At first glance, an existing home may appear to be the more affordable option. However, many buyers overlook the advantages that builders can offer, including interest rate buydowns, closing cost assistance, and special financing programs that can significantly reduce monthly payments.

In many cases, buyers discover that a new construction home can have a monthly payment that is comparable to—or even lower than—a similar resale home.

Beyond the mortgage payment, it’s important to consider maintenance and repair expenses. Older homes often come with aging roofs, HVAC systems, water heaters, appliances, and plumbing. While these items may still be functioning at closing, unexpected repairs can quickly add hundreds or even thousands of dollars to a homeowner’s annual budget.

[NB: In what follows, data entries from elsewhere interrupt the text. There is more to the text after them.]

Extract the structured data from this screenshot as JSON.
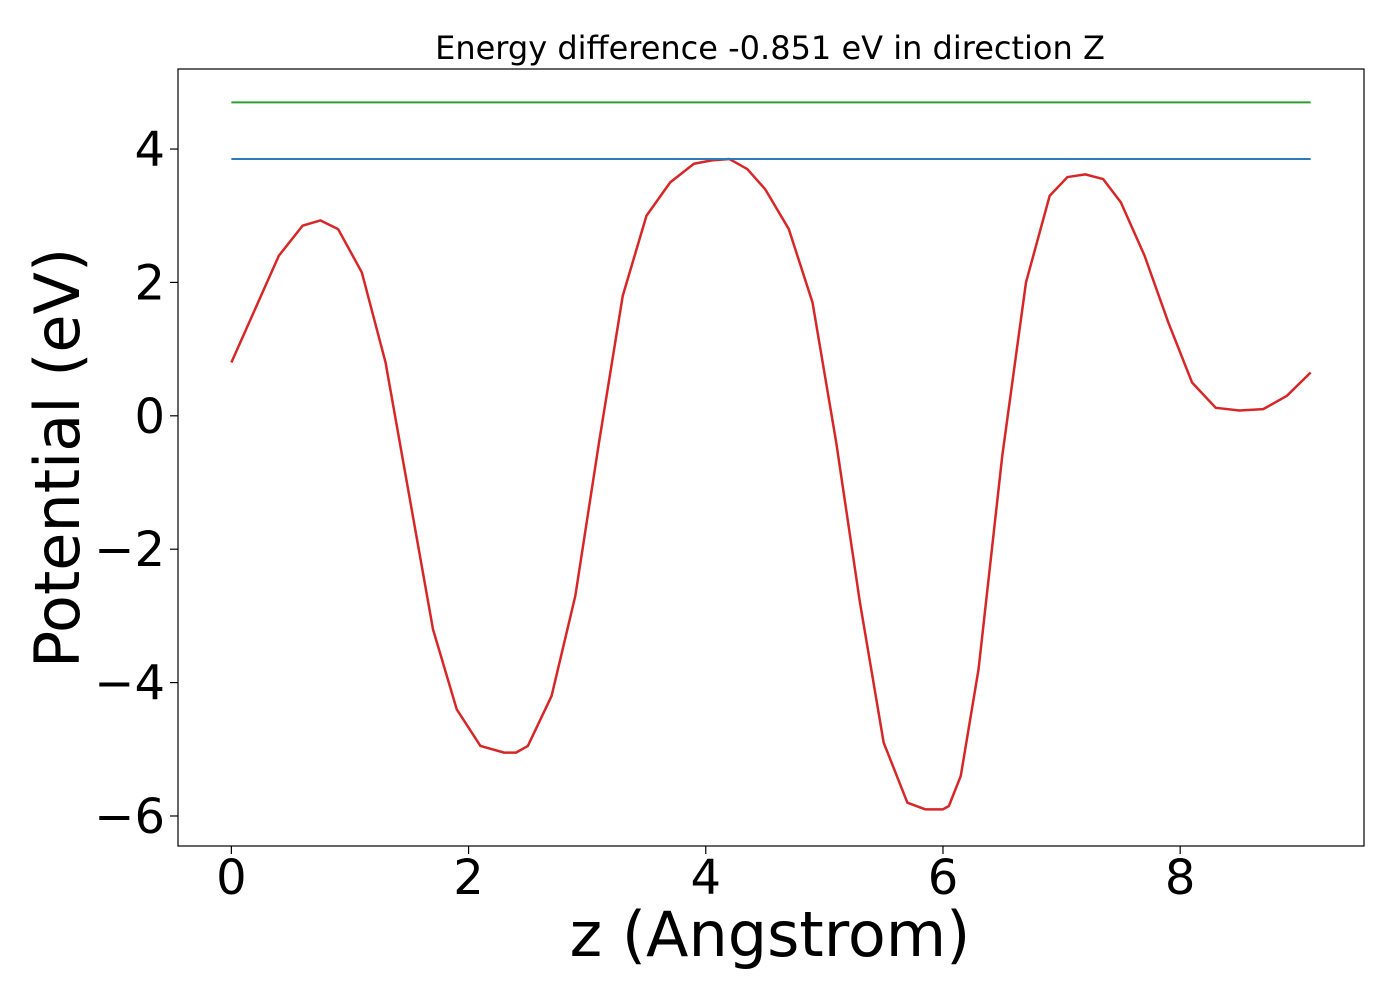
{
  "chart_data": {
    "type": "line",
    "title": "Energy difference -0.851 eV in direction Z",
    "xlabel": "z (Angstrom)",
    "ylabel": "Potential (eV)",
    "xlim": [
      -0.45,
      9.55
    ],
    "ylim": [
      -6.45,
      5.2
    ],
    "xticks": [
      0,
      2,
      4,
      6,
      8
    ],
    "xtick_labels": [
      "0",
      "2",
      "4",
      "6",
      "8"
    ],
    "yticks": [
      -6,
      -4,
      -2,
      0,
      2,
      4
    ],
    "ytick_labels": [
      "−6",
      "−4",
      "−2",
      "0",
      "2",
      "4"
    ],
    "grid": false,
    "legend": "none",
    "series": [
      {
        "color": "#d62728",
        "x": [
          0.0,
          0.2,
          0.4,
          0.6,
          0.75,
          0.9,
          1.1,
          1.3,
          1.5,
          1.7,
          1.9,
          2.1,
          2.3,
          2.4,
          2.5,
          2.7,
          2.9,
          3.1,
          3.3,
          3.5,
          3.7,
          3.9,
          4.05,
          4.2,
          4.35,
          4.5,
          4.7,
          4.9,
          5.1,
          5.3,
          5.5,
          5.7,
          5.85,
          6.0,
          6.05,
          6.15,
          6.3,
          6.5,
          6.7,
          6.9,
          7.05,
          7.2,
          7.35,
          7.5,
          7.7,
          7.9,
          8.1,
          8.3,
          8.5,
          8.7,
          8.9,
          9.1
        ],
        "y": [
          0.8,
          1.6,
          2.4,
          2.85,
          2.93,
          2.8,
          2.15,
          0.8,
          -1.2,
          -3.2,
          -4.4,
          -4.95,
          -5.05,
          -5.05,
          -4.95,
          -4.2,
          -2.7,
          -0.4,
          1.8,
          3.0,
          3.5,
          3.78,
          3.83,
          3.85,
          3.7,
          3.4,
          2.8,
          1.7,
          -0.4,
          -2.8,
          -4.9,
          -5.8,
          -5.9,
          -5.9,
          -5.85,
          -5.4,
          -3.8,
          -0.6,
          2.0,
          3.3,
          3.58,
          3.62,
          3.55,
          3.2,
          2.4,
          1.4,
          0.5,
          0.12,
          0.08,
          0.1,
          0.3,
          0.65
        ]
      },
      {
        "color": "#2b7bb9",
        "x": [
          0.0,
          9.1
        ],
        "y": [
          3.85,
          3.85
        ]
      },
      {
        "color": "#2ca02c",
        "x": [
          0.0,
          9.1
        ],
        "y": [
          4.7,
          4.7
        ]
      }
    ]
  }
}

A new home provides peace of mind because nearly everything is brand new and covered by warranty. Instead of budgeting for repairs, homeowners can focus on enjoying their new home.

Energy efficiency is another major factor. Modern building standards, improved insulation, energy-efficient windows, and high-efficiency heating and cooling systems can help reduce monthly utility costs. Over time, these savings can add up substantially.

When comparing homes, buyers should look beyond the purchase price and evaluate the total monthly cost of ownership. Mortgage payments, utilities, maintenance, repairs, and warranty coverage all play an important role.

For many families, the numbers reveal that a new home is not only affordable but may actually provide greater long-term value.

Before making a decision, compare the total monthly expenses of both options. You may be surprised to discover that your dream home is more attainable than you thought.